Natürlich kann man dieses Projekt nicht betrachten, ohne die Ausbaupläne für den Kieler Flughafen anzusehen. Innerhalb von knapp einer Stunde kann man von Kiel aus den zweitgrößten Flughafen Deutschlands mit all seinen internationalen Verbindungen erreichen. Das ist eine Fahrtzeit, wie sie durchaus noch annehmbar ist. Ohnehin fliegen schon 98 % aller Schleswig-Holsteiner ab Fuhlsbüttel. Auf alle anderen Flughäfen inklusive Kiel-Holtenau verteilen sich die restlichen 2 %. Damit wird deutlich, dass Fuhlsbüttel mit Sicherheit auch die restlichen Geschäftsflieger aus Kiel mit bedienen kann. Es gibt also allen Grund, den „Schienenflieger“, wie ihn Pro Bahn vorgestellt hat, als ernsthafte Alternative für den Pendlerverkehr und für die Flug-Geschäftsreisenden zu betrachten.

Kommen wir nun aber zu den Kosten, denn diese sind erheblich. Die günstigste Variante wird uns und die Hamburger 130 Millionen Euro kosten, wovon wir mit Sicherheit die Hauptlast zu tragen hätten. Aber trotzdem: Bedenkt man, dass sich die 50-Millionen-Investition Kiel-Holtenau gerade einmal vielleicht auf 50 bis 100.000 Reisende im Jahr beziehen wird und diese Zahlen wohl eher noch zu gut gemeint sind, so wird die neue Bahnverbindung vielleicht doch noch interessanter. Pro Bahn schätzt das Potential dieser neuen Strecke auf 6 Millionen Menschen jährlich. Also auf ein Vielfaches dessen.

Hauptargument, um eine Finanzierung auf die Beine stellen zu können ist, dass man die Beseitigung des Engpasses Pinneberg-Elmshorm sparen könnte, wenn man den Verkehr über die neue Strecke leitet. Das alleine würde schon ein mögliches Einsparpotential von rund 130 Millionen Euro bedeuten, die man dann vielleicht in die neue Strecke investieren könnte. Weiter besteht möglicherweise in der Umwidmung der Strecke die Möglichkeit dann Mittel aus dem Bundesverkehrswegeplan erhalten zu können. Allerdings, ob wir so einfach Mittel im Bundesverkehrswegeplan umschichten können, ist höchst unsicher. Diese Fragen müssen aber untersucht werden, mit dem Ziel das Projekt umzusetzen. Ich glaube, dieses Projekt wäre sinnvoller für das Land als Flughäfen in Holtenau oder Kaltenkirchen oder auch eine Fehmarn-Belt-Querung.

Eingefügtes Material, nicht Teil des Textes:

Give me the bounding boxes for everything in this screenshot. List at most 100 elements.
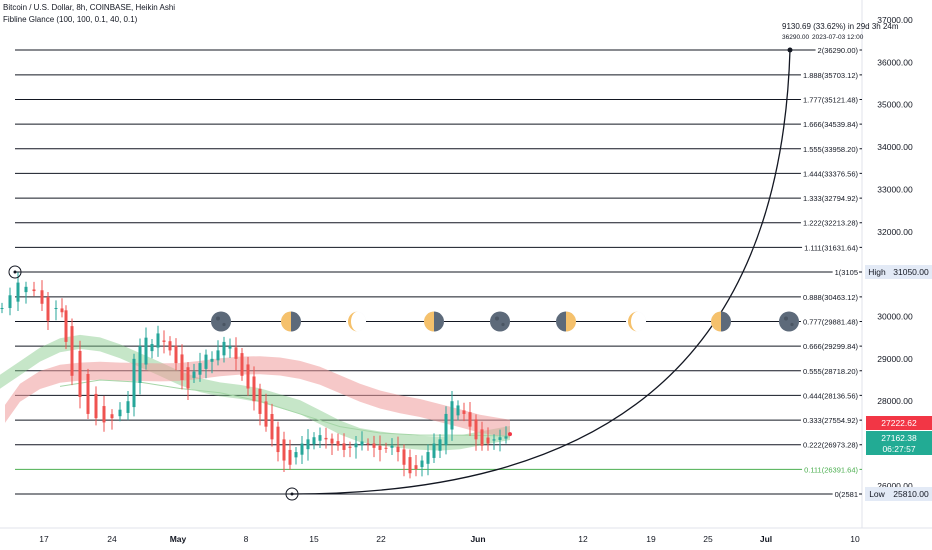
candle-body[interactable] xyxy=(174,345,178,364)
candle-body[interactable] xyxy=(342,443,346,450)
candle-body[interactable] xyxy=(492,439,496,441)
candle-body[interactable] xyxy=(86,373,90,414)
candle-body[interactable] xyxy=(456,405,460,416)
price-axis-label: 32000.00 xyxy=(877,227,913,237)
candle-body[interactable] xyxy=(384,447,388,449)
candle-body[interactable] xyxy=(110,414,114,419)
candle-body[interactable] xyxy=(168,341,172,351)
projection-price: 36290.00 xyxy=(782,34,809,41)
candle-body[interactable] xyxy=(318,435,322,441)
candle-body[interactable] xyxy=(378,445,382,450)
candle-body[interactable] xyxy=(54,308,58,310)
candle-body[interactable] xyxy=(360,441,364,446)
candle-body[interactable] xyxy=(186,367,190,389)
candle-body[interactable] xyxy=(118,409,122,417)
low-anchor-marker[interactable] xyxy=(285,487,299,501)
candle-body[interactable] xyxy=(16,282,20,302)
candle-body[interactable] xyxy=(144,337,148,365)
candle-body[interactable] xyxy=(8,295,12,309)
candle-body[interactable] xyxy=(276,426,280,453)
candle-body[interactable] xyxy=(504,436,508,439)
candle-body[interactable] xyxy=(444,413,448,446)
candle-body[interactable] xyxy=(420,460,424,468)
candle-body[interactable] xyxy=(126,401,130,413)
candle-body[interactable] xyxy=(462,410,466,414)
fib-level-label: 0.222(26973.28) xyxy=(803,441,859,450)
candle-body[interactable] xyxy=(246,364,250,389)
candle-body[interactable] xyxy=(300,443,304,455)
candle-body[interactable] xyxy=(64,310,68,342)
indicator-title[interactable]: Fibline Glance (100, 100, 0.1, 40, 0.1) xyxy=(3,15,138,24)
price-axis-label: 28000.00 xyxy=(877,396,913,406)
candle-body[interactable] xyxy=(102,406,106,423)
candle-body[interactable] xyxy=(94,393,98,419)
candle-body[interactable] xyxy=(222,341,226,356)
candle-body[interactable] xyxy=(498,437,502,440)
high-anchor-marker[interactable] xyxy=(8,265,22,279)
candle-body[interactable] xyxy=(402,449,406,465)
last-price-badge: 27162.38 xyxy=(881,433,917,443)
candle-body[interactable] xyxy=(240,353,244,376)
candle-body[interactable] xyxy=(336,441,340,446)
candle-body[interactable] xyxy=(216,350,220,361)
fib-level-label: 1.444(33376.56) xyxy=(803,169,859,178)
candle-body[interactable] xyxy=(198,363,202,375)
candle-body[interactable] xyxy=(234,347,238,359)
candle-body[interactable] xyxy=(396,446,400,453)
fib-level-label: 1(3105 xyxy=(835,268,858,277)
candle-body[interactable] xyxy=(150,344,154,352)
candle-body[interactable] xyxy=(258,388,262,414)
candle-body[interactable] xyxy=(46,297,50,321)
candle-body[interactable] xyxy=(24,286,28,293)
candle-body[interactable] xyxy=(210,358,214,362)
candle-body[interactable] xyxy=(450,401,454,430)
candle-body[interactable] xyxy=(330,438,334,444)
candle-body[interactable] xyxy=(474,419,478,440)
candle-body[interactable] xyxy=(468,412,472,427)
candle-body[interactable] xyxy=(0,308,4,310)
projection-stats: 9130.69 (33.62%) in 29d 3h 24m xyxy=(782,22,899,31)
candle-body[interactable] xyxy=(486,437,490,444)
fib-level-label: 0.777(29881.48) xyxy=(803,318,859,327)
projection-endpoint[interactable] xyxy=(787,47,793,53)
candle-body[interactable] xyxy=(372,443,376,448)
candle-body[interactable] xyxy=(348,446,352,448)
candle-body[interactable] xyxy=(180,354,184,381)
candle-body[interactable] xyxy=(354,443,358,448)
candle-body[interactable] xyxy=(60,308,64,313)
fib-label-bg xyxy=(800,390,860,402)
candle-body[interactable] xyxy=(438,439,442,451)
candle-body[interactable] xyxy=(306,439,310,450)
candle-body[interactable] xyxy=(414,465,418,470)
candle-body[interactable] xyxy=(426,452,430,464)
candle-body[interactable] xyxy=(156,333,160,348)
symbol-title[interactable]: Bitcoin / U.S. Dollar, 8h, COINBASE, Hei… xyxy=(3,3,176,12)
candle-body[interactable] xyxy=(252,376,256,402)
candle-body[interactable] xyxy=(138,346,142,383)
candle-body[interactable] xyxy=(228,346,232,349)
candle-body[interactable] xyxy=(70,326,74,376)
candle-body[interactable] xyxy=(40,290,44,304)
candle-body[interactable] xyxy=(366,443,370,445)
candle-body[interactable] xyxy=(312,437,316,445)
candle-body[interactable] xyxy=(132,358,136,408)
candle-body[interactable] xyxy=(480,429,484,446)
candle-body[interactable] xyxy=(270,414,274,440)
candle-body[interactable] xyxy=(204,354,208,369)
candle-body[interactable] xyxy=(324,437,328,440)
candle-body[interactable] xyxy=(162,340,166,342)
candle-body[interactable] xyxy=(78,350,82,397)
candle-body[interactable] xyxy=(32,289,36,292)
candle-body[interactable] xyxy=(264,401,268,427)
candle-body[interactable] xyxy=(288,449,292,465)
candle-body[interactable] xyxy=(432,443,436,458)
time-axis-label: Jun xyxy=(470,534,485,544)
candle-body[interactable] xyxy=(282,439,286,461)
candle-body[interactable] xyxy=(294,452,298,458)
candle-body[interactable] xyxy=(192,371,196,378)
candle-body[interactable] xyxy=(390,445,394,448)
candle-body[interactable] xyxy=(408,457,412,474)
moon-shadow xyxy=(291,311,301,332)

Was die Finanzierung des Betriebes der Strecke angeht, so bestünde die Möglichkeit die heutigen Verkehre von Flensburg und den Regional-Express von Kiel aus über diese neue Strecke laufen zu lassen. So müssten dann kaum neue Zugverkehre bestellt werden und trotzdem wäre ein guter Taktverkehr dort möglich.

Alles in allem handelt es sich bei dem „Schienenflieger“ um ein gutes Konzept, das es lohnt, sich näher anzusehen. Auch die Finanzfragen scheinen nicht unüberwindbar. Deshalb sollten wir das Projekt unvoreingenommen prüfen und uns auch mit den Hamburgern in Verbindung setzen, um zu einer gemeinsamen Lösung zu kommen. Für einen Antrag hierzu ist es allerdings immer noch zu früh, deshalb sollten wir den Antrag in den Wirtschaftsausschuss überweisen und uns dann wieder anhand unserer gemeinsamen Initiative im Ausschuss an das Projekt heranmachen.